• 31 March 2026

Drone Perawahan Kapuas, Dorong Peningkatan Produktifitas

uploads/news/2026/03/pemanfataan-drone-perawahan-kapuas--95916cb06ca6517.png

Jagad Tani - Modernisasi pertanian melalui pemanfaatan teknologi berbasis mekanisasi menjadi bagian dari percepatan tanam dan peningkatan produktivitas padi di lahan Cetak Sawah Rakyat (CSR), serta memperkuat sumber daya manusia pertanian berbasis teknologi.

Salah satunya yakni dengan melibatkan petani dalam pengoperasian drone pertanian di lokasi Cetak Sawah Rakyat (CSR) Kapuas, Kalimantan Tengah, sehingga dapat memberikan dampak signifikan terhadap kemandirian pangan nasional. 

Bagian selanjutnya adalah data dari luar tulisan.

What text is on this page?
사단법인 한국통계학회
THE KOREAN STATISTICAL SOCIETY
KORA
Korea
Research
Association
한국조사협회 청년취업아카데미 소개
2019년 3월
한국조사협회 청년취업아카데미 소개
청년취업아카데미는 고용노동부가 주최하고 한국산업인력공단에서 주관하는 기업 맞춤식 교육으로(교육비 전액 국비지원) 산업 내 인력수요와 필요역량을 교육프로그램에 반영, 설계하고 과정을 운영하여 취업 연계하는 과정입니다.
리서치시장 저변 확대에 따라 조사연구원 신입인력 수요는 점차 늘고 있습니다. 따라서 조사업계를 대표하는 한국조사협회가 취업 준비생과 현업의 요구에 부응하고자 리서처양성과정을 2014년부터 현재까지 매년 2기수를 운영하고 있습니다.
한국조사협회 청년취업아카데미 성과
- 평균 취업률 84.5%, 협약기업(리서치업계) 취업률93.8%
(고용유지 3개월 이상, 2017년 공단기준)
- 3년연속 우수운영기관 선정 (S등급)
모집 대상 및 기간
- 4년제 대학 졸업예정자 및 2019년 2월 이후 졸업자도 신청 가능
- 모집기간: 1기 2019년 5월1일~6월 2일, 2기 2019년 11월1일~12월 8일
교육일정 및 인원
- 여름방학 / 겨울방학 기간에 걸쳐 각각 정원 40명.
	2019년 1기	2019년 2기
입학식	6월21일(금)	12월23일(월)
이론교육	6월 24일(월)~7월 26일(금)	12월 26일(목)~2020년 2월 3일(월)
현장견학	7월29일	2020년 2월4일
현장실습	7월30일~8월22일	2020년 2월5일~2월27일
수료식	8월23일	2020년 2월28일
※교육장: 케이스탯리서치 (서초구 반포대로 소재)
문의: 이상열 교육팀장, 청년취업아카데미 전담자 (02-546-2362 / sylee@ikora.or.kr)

Baca juga: Prediksi El-Nino Godzila, Awas Stok Pangan Nasional

Kepala Badan Penyuluhan dan Pengembangan SDM Pertanian (BPPSDMP), Idha Widi Arsanti, menegaskan bahwa program CSR merupakan langkah strategis dalam mendukung swasembada pangan berkelanjutan, dan percepatan tanam di lahan yang telah dicetak.

“Sinergi dengan berbagai pemangku kepentingan terus didorong. Tantangan ke depan adalah mempertahankan Indonesia sebagai lumbung pangan nasional, bahkan menuju lumbung pangan dunia,” terang Idha.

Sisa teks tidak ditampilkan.